Australia has always had a particular soft-spot for ABBA, it seems: two Aussie cult films – The Adventures of Priscilla, Queen of the Desert and Muriel’s Wedding – reignited interest in their music two decades later. Mopping up Aussie demand for Swedish pop, the Melbourne-formed tribute band Björn Again also began doing a roaring trade in the late 80s, working their way up from local boozers to national tours. After Erasure’s covers EP took ABBA’s music back into the clubs, the band answered back with their own tongue-in-cheek release ‘Erasure-ish’. Today, they’re a regular staple at Glastonbury.

And Björn Again weren’t the only troupe to enthusiastically adopt ABBA – as the decade went on, an increasing number of drag acts also began paying homage to their music. “We were very proud that we’ve been chosen by the community,” Björn later told Gay Times, adding that the LGBTQ+ community’s support were responsible for ABBA’s second surge in popularity after splitting up in 1982. “It was the gay community who underpinned the comeback.”

Cher, ‘Fernando’ (2018)

After the band’s popularity gradually increased for a second time, it’s undoubtedly the smash hit jukebox musical Mamma Mia! that fully cemented their status as beloved pop treasures. Adapted from a stage musical of the same name, the all-singing-and-dancing romantic comedy starred icons such as Meryl Streep and Julie Walters, and saw the likes of Colin Firth and Pierce Brosnan doing their best to belt out the band’s succession of anthems. Campy, great fun, and relentlessly cheerful, the film became one of the most successful of all time – despite a critic at the New York Times memorably comparing Brosnan’s singing voice to “a water buffalo”.

10 years later, many of the original’s stars reassembled for an equally ridiculous sequel, Mamma Mia! 2 Here We Go Again – and following the unspoken advice that every film on earth can be improved by casting Cher, they invited her along for the ride and had her belt out ‘Fernando’ as the mother of Meryl Streep’s character Donna. The band’s very own Benny co-produced the recording, and Björn also approved, remarking: “She makes Fernando her own. It’s her song now.” Naturally, Cher ended up releasing an entire ABBA covers record called ‘Dancing Queen’ – a fitting celebration.

ABBA, ‘Don’t Shut Me Down’ (2021)

Mamma Mia! was also responsible for another major feat: getting ABBA together in the same room. When the band attended the first film’s premiere in 2008, it was their first public appearance in 22 years. Though their reunion kicked the rumour-mill into gear, Björn shut speculation down. “We will never appear on stage again,” he told The Sunday Telegraph.

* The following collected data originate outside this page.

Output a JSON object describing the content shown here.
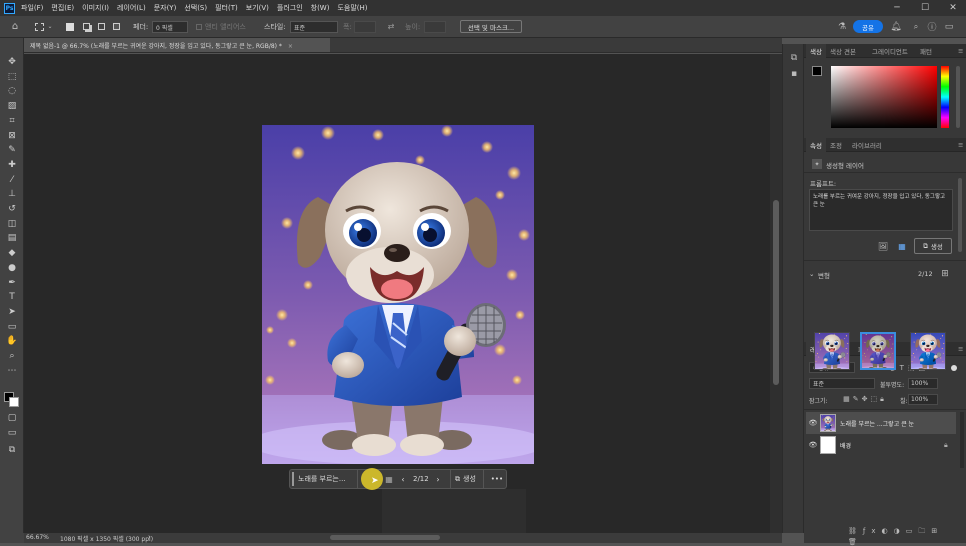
{
  "app": {
    "logo": "Ps",
    "name": "Photoshop"
  },
  "menu": [
    "파일(F)",
    "편집(E)",
    "이미지(I)",
    "레이어(L)",
    "문자(Y)",
    "선택(S)",
    "필터(T)",
    "보기(V)",
    "플러그인",
    "창(W)",
    "도움말(H)"
  ],
  "window_buttons": {
    "minimize": "─",
    "maximize": "☐",
    "close": "✕"
  },
  "options": {
    "feather_label": "페더:",
    "feather_value": "0 픽셀",
    "antialias_label": "앤티 앨리어스",
    "style_label": "스타일:",
    "style_value": "표준",
    "width_label": "폭:",
    "height_label": "높이:",
    "select_mask_button": "선택 및 마스크...",
    "share_button": "공유"
  },
  "document": {
    "tab_title": "제목 없음-1 @ 66.7% (노래를 부르는 귀여운 강아지, 정장을 입고 있다, 동그랗고 큰 눈, RGB/8) *",
    "zoom": "66.67%",
    "info": "1080 픽셀 x 1350 픽셀 (300 ppi)"
  },
  "contextual_bar": {
    "prompt_text": "노래를 부르는...",
    "counter": "2/12",
    "generate_label": "생성",
    "more": "•••"
  },
  "color_panel": {
    "tabs": [
      "색상",
      "색상 견본",
      "그레이디언트",
      "패턴"
    ],
    "active": 0
  },
  "properties_panel": {
    "tabs": [
      "속성",
      "조정",
      "라이브러리"
    ],
    "active": 0,
    "type_label": "생성형 레이어",
    "prompt_label": "프롬프트:",
    "prompt_value": "노래를 부르는 귀여운 강아지, 정장을 입고 있다, 동그랗고 큰 눈",
    "generate_label": "생성",
    "variations_label": "변형",
    "variations_count": "2/12"
  },
  "layers_panel": {
    "tabs": [
      "레이어",
      "채널",
      "패스"
    ],
    "active": 0,
    "kind_filter": "종류",
    "blend_mode": "표준",
    "opacity_label": "불투명도:",
    "opacity_value": "100%",
    "lock_label": "잠그기:",
    "fill_label": "칠:",
    "fill_value": "100%",
    "layers": [
      {
        "name": "노래를 부르는 ...그랗고 큰 눈",
        "selected": true
      },
      {
        "name": "배경",
        "selected": false
      }
    ]
  },
  "colors": {
    "accent": "#1473e6",
    "selection": "#3a8dde"
  }
}
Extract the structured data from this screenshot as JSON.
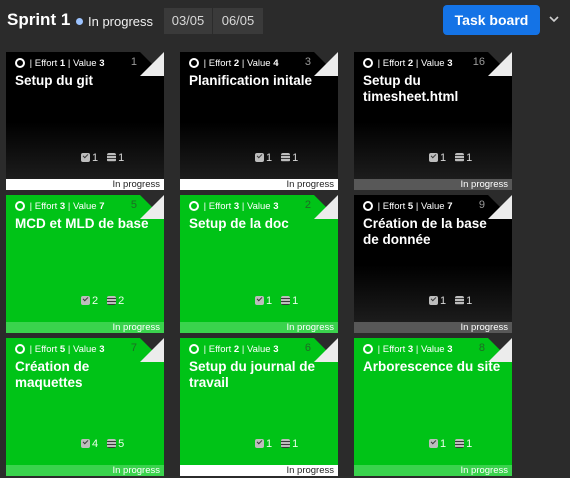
{
  "header": {
    "title": "Sprint 1",
    "status": "In progress",
    "date_start": "03/05",
    "date_end": "06/05",
    "task_board_label": "Task board"
  },
  "colors": {
    "dark_card": "#000000",
    "green_card": "#00c317",
    "button": "#1473e6"
  },
  "cards": [
    {
      "num": "1",
      "effort_label": "Effort",
      "effort": "1",
      "value_label": "Value",
      "value": "3",
      "title": "Setup du git",
      "checks": "1",
      "items": "1",
      "status": "In progress"
    },
    {
      "num": "3",
      "effort_label": "Effort",
      "effort": "2",
      "value_label": "Value",
      "value": "4",
      "title": "Planification initale",
      "checks": "1",
      "items": "1",
      "status": "In progress"
    },
    {
      "num": "16",
      "effort_label": "Effort",
      "effort": "2",
      "value_label": "Value",
      "value": "3",
      "title": "Setup du timesheet.html",
      "checks": "1",
      "items": "1",
      "status": "In progress"
    },
    {
      "num": "5",
      "effort_label": "Effort",
      "effort": "3",
      "value_label": "Value",
      "value": "7",
      "title": "MCD et MLD de base",
      "checks": "2",
      "items": "2",
      "status": "In progress"
    },
    {
      "num": "2",
      "effort_label": "Effort",
      "effort": "3",
      "value_label": "Value",
      "value": "3",
      "title": "Setup de la doc",
      "checks": "1",
      "items": "1",
      "status": "In progress"
    },
    {
      "num": "9",
      "effort_label": "Effort",
      "effort": "5",
      "value_label": "Value",
      "value": "7",
      "title": "Création de la base de donnée",
      "checks": "1",
      "items": "1",
      "status": "In progress"
    },
    {
      "num": "7",
      "effort_label": "Effort",
      "effort": "5",
      "value_label": "Value",
      "value": "3",
      "title": "Création de maquettes",
      "checks": "4",
      "items": "5",
      "status": "In progress"
    },
    {
      "num": "6",
      "effort_label": "Effort",
      "effort": "2",
      "value_label": "Value",
      "value": "3",
      "title": "Setup du journal de travail",
      "checks": "1",
      "items": "1",
      "status": "In progress"
    },
    {
      "num": "8",
      "effort_label": "Effort",
      "effort": "3",
      "value_label": "Value",
      "value": "3",
      "title": "Arborescence du site",
      "checks": "1",
      "items": "1",
      "status": "In progress"
    }
  ]
}
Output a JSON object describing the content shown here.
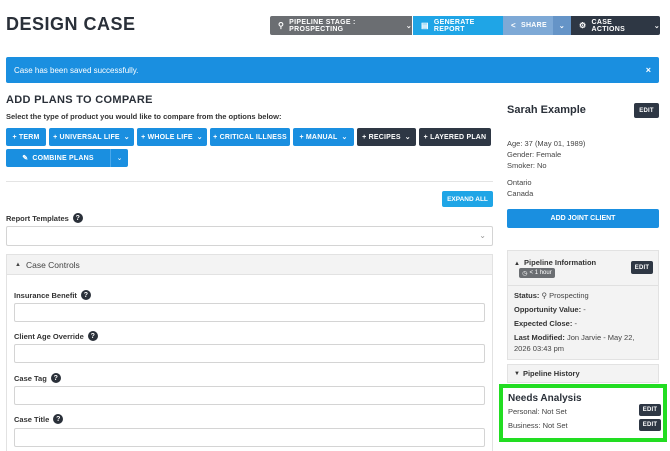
{
  "header": {
    "title": "DESIGN CASE",
    "pipeline_label": "PIPELINE STAGE : PROSPECTING",
    "generate_label": "GENERATE REPORT",
    "share_label": "SHARE",
    "case_actions_label": "CASE ACTIONS"
  },
  "alert": {
    "message": "Case has been saved successfully.",
    "close": "×"
  },
  "plans": {
    "title": "ADD PLANS TO COMPARE",
    "instruction": "Select the type of product you would like to compare from the options below:",
    "buttons": {
      "term": "+ TERM",
      "universal_life": "+ UNIVERSAL LIFE",
      "whole_life": "+ WHOLE LIFE",
      "critical_illness": "+ CRITICAL ILLNESS",
      "manual": "+ MANUAL",
      "recipes": "+ RECIPES",
      "layered_plan": "+ LAYERED PLAN",
      "combine_plans": "COMBINE PLANS"
    },
    "expand_all": "EXPAND ALL"
  },
  "report_templates": {
    "label": "Report Templates"
  },
  "case_controls": {
    "title": "Case Controls",
    "fields": {
      "insurance_benefit": "Insurance Benefit",
      "client_age_override": "Client Age Override",
      "case_tag": "Case Tag",
      "case_title": "Case Title"
    }
  },
  "client": {
    "name": "Sarah Example",
    "edit": "EDIT",
    "age": "Age: 37 (May 01, 1989)",
    "gender": "Gender: Female",
    "smoker": "Smoker: No",
    "province": "Ontario",
    "country": "Canada",
    "add_joint": "ADD JOINT CLIENT"
  },
  "pipeline_info": {
    "title": "Pipeline Information",
    "badge": "< 1 hour",
    "edit": "EDIT",
    "status_label": "Status:",
    "status_value": "Prospecting",
    "opportunity_label": "Opportunity Value:",
    "opportunity_value": "-",
    "expected_close_label": "Expected Close:",
    "expected_close_value": "-",
    "last_modified_label": "Last Modified:",
    "last_modified_value_1": "Jon Jarvie - May 22,",
    "last_modified_value_2": "2026 03:43 pm"
  },
  "pipeline_history": {
    "title": "Pipeline History"
  },
  "needs_analysis": {
    "title": "Needs Analysis",
    "personal": "Personal: Not Set",
    "business": "Business: Not Set",
    "edit": "EDIT"
  },
  "colors": {
    "primary": "#1a8fe0",
    "dark": "#2e3744",
    "grey": "#6b6e72",
    "highlight": "#22dd22"
  }
}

Though the rest of the band were similarly unsure about the idea of performing, Agnetha – who stepped back from the public eye completely for over a decade – was open to the idea of recording again. By 2016, all four members of ABBA had performed together at a private party to celebrate 50 years since Benny and Björn’s first meeting, and announced plans to tour virtually at some point in the future with a holographic show based on their 1970s iteration.

And two years later, in April 2018, a joint statement announced two brand new ABBA singles: ‘Don’t Shut Me Down’ and ‘I Still Have Faith In You. They ultimately came out this year along with news of ‘Voyage’ – ABBA’s first full-length album since ‘The Visitors’ – and a holographic tour.

Neither single tries to emulate the shape of pop today; pulling from the intricate mid-tempo gold of ABBA’s heyday, ‘Don’t Shut Me Down’ seems to make sense of why the band took so long to regroup. When I left, I felt I’d had enough / But in the shape and form I appear now I have learned to cope,” they sing, ”and love and hope is why I am here now.” It’s a nostalgia-steeped banger that makes sense of the break-ups that divided the band, and celebrates the joy of healing from the pain, each member seeing ABBA’s greatest moments in a clearer, fonder light.